Stevenson mitigates Silver’s evil side with two simple strategies: He presents the ruthless, cruel aspects of Silver’s character early in the novel and lets his “better” side reveal itself late in the book, and he keeps the “evil” Silver at a distance and gives readers an intimate view only of the relatively good Long John. Therefore, although readers never forget the viciousness of the character’s early words and deeds, these recede into the background as the adventure progresses.
Readers are prepared for the bad Long John Silver by the many early warnings to beware of the “one-legged man.” He is then seen manipulating Squire Trelawney and even Jim in their first encounters. Therefore, readers admire his role-playing but fear the conspiratorial evil that obviously lies behind it. Silver’s overt treachery is evident in the apple-barrel scene, especially in his callous “vote” to kill all the nonconspirators when the chance arises. Long John reaches the peak of his villainy in the killing of a sailor who refuses to join the mutiny, first stunning the sailor with his crutch and then knifing him to death.
Even these two pieces of evidence of Silver’s badness, however, are seen at a distance, from inside an apple barrel and from behind a clump of trees. When Long John moves to the center of the novel and assumes an intimate relationship with Jim, the pirate’s character is automatically softened, and by the time Silver and Jim become unwilling partners in survival, the pirate’s image and status have considerably changed.
The early view of Silver is that he is not only evil but also invincible. As he becomes less one-dimensionally evil, he becomes progressively more vulnerable, and vulnerability always stimulates sympathy in readers, regardless of the character’s moral status. As the tide begins to turn against the pirates, Silver begins to lose control not only of the treasure-hunting expedition but also of his own men. This erosion of power is signaled by an increasing emphasis on his physical disability. The John Silver who must crawl on his hands and knees out of the stockade after the failure of his “embassy” is a far cry from the Silver who can knock down an opponent with a flying crutch and then pounce on him like an animal.

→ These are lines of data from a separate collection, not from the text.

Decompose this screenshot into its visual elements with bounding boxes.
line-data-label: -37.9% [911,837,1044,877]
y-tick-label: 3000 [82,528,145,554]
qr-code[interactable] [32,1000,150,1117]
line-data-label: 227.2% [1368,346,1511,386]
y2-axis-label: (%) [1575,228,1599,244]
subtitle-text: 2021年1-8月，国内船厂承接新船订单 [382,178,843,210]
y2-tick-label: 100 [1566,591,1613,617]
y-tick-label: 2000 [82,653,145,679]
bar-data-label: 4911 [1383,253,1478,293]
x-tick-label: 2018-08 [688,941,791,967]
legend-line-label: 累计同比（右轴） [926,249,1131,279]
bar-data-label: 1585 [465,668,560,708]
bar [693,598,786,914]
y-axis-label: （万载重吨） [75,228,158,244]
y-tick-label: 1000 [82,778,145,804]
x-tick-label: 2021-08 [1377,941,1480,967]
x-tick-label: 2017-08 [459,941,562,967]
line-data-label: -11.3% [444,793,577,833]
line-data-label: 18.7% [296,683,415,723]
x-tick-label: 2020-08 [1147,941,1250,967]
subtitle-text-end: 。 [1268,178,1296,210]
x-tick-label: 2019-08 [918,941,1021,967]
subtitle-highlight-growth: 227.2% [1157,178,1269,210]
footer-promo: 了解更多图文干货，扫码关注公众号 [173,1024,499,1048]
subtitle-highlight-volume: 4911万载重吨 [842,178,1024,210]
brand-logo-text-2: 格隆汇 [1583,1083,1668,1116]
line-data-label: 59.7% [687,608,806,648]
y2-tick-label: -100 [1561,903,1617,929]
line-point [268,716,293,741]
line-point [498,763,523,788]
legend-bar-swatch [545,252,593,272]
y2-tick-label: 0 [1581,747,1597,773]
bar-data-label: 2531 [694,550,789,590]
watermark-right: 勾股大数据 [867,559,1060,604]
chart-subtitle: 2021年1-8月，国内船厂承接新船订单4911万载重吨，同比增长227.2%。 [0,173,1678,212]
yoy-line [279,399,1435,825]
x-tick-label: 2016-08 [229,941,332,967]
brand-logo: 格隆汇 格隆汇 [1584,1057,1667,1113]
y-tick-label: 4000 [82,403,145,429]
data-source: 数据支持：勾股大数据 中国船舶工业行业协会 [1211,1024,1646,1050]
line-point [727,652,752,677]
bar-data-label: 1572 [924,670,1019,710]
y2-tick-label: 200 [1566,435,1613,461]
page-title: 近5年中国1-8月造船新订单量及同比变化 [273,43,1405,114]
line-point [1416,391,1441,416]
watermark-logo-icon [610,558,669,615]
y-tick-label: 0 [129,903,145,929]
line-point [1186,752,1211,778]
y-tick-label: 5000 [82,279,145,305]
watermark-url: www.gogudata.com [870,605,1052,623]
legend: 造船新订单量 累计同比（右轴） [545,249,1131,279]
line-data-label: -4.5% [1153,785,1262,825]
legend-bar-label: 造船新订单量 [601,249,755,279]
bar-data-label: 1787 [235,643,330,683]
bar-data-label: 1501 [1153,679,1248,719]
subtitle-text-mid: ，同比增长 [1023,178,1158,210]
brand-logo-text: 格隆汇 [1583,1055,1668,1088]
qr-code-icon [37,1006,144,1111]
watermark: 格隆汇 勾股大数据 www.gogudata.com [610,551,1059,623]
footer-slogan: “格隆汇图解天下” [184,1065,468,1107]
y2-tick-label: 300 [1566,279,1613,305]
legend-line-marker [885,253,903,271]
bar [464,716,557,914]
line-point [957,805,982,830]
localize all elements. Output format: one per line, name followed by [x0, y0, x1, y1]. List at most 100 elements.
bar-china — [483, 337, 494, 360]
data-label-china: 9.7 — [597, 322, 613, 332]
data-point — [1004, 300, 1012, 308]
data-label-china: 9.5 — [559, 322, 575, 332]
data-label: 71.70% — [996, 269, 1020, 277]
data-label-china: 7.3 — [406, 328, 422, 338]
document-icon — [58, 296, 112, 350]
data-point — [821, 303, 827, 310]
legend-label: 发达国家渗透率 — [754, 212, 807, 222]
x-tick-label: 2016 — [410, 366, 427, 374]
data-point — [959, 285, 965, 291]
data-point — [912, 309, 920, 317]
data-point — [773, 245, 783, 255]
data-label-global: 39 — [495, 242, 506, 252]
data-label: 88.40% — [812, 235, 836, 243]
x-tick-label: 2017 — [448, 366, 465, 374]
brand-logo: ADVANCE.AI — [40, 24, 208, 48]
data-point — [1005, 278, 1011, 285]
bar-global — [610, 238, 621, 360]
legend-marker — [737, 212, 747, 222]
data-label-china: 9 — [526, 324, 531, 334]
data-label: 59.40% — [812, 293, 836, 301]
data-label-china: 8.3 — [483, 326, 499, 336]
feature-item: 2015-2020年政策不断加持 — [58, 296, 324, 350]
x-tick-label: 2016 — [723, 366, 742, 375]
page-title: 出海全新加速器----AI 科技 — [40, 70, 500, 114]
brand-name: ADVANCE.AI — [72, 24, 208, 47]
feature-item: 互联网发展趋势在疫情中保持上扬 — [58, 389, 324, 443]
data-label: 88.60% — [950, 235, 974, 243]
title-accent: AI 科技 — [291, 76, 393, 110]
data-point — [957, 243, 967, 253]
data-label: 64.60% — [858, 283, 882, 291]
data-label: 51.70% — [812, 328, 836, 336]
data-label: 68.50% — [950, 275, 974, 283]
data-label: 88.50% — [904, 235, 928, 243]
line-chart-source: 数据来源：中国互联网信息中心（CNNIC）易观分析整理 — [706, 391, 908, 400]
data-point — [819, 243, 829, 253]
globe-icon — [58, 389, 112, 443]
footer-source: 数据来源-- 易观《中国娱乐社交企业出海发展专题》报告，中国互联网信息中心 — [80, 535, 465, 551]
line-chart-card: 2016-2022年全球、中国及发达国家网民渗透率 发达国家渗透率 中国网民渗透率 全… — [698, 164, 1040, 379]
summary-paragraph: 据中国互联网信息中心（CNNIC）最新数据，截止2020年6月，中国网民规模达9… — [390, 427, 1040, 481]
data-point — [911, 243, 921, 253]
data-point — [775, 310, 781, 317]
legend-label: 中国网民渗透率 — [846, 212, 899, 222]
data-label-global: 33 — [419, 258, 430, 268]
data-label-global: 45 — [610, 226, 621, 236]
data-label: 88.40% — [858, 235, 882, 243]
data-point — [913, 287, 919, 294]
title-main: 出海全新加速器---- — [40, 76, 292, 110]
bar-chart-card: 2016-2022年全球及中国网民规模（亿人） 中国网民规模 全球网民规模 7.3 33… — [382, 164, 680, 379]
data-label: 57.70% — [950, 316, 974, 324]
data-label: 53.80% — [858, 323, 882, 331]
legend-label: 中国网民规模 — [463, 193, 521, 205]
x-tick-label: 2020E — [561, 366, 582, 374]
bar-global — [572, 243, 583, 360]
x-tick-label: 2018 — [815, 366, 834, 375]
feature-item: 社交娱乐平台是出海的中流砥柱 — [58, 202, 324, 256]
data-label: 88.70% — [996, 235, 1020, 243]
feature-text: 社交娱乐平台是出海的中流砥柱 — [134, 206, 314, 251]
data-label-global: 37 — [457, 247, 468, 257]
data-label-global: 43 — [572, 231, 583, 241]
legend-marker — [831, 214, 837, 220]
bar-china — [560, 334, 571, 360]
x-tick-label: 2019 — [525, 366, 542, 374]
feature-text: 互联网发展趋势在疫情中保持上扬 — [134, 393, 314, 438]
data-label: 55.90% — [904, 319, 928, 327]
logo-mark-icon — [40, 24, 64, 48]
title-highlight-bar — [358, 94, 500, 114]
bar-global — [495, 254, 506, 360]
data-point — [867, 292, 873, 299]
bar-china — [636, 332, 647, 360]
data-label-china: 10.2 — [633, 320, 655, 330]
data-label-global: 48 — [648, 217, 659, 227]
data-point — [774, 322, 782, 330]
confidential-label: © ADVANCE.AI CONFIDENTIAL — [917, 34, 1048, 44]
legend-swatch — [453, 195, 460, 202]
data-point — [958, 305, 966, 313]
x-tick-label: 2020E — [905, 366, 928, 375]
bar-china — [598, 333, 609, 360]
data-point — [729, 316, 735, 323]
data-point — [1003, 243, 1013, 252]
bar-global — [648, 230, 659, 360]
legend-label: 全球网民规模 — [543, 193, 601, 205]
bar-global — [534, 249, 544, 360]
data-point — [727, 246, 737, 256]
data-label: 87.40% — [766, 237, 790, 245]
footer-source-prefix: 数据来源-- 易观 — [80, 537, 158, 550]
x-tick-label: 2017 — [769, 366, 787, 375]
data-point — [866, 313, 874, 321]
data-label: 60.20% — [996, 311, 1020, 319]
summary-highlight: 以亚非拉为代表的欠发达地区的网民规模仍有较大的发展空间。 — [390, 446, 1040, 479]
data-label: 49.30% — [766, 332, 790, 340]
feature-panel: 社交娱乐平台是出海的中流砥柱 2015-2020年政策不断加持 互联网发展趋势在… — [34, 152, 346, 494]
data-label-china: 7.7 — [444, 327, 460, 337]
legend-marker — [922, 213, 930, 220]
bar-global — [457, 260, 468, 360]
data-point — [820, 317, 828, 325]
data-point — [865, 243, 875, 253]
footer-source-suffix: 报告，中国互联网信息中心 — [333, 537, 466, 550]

Silver’s glibness and adroitness in manipulating the good men of the Hispaniola are components of his villainy in the first parts of the book, but when Silver is threatened by a mutiny of his own men and must utilize those same talents to save himself and Jim, they become positive virtues. Although he is obviously motivated by an instinct for self-preservation, Silver does protect Jim from the others and conveys a feeling of honestly liking and wanting to help the lad.
The morally ambiguous ending of the novel is thus the only one artistically possible. John Silver has not been bad enough to hang, and it is hard to imagine his vitality stifled in prison; yet, although he has edged away from the villains, he hardly qualifies as a hero. He is neither punished nor greatly rewarded for his machinations and heroics; rather, he is left to seek another fortune elsewhere.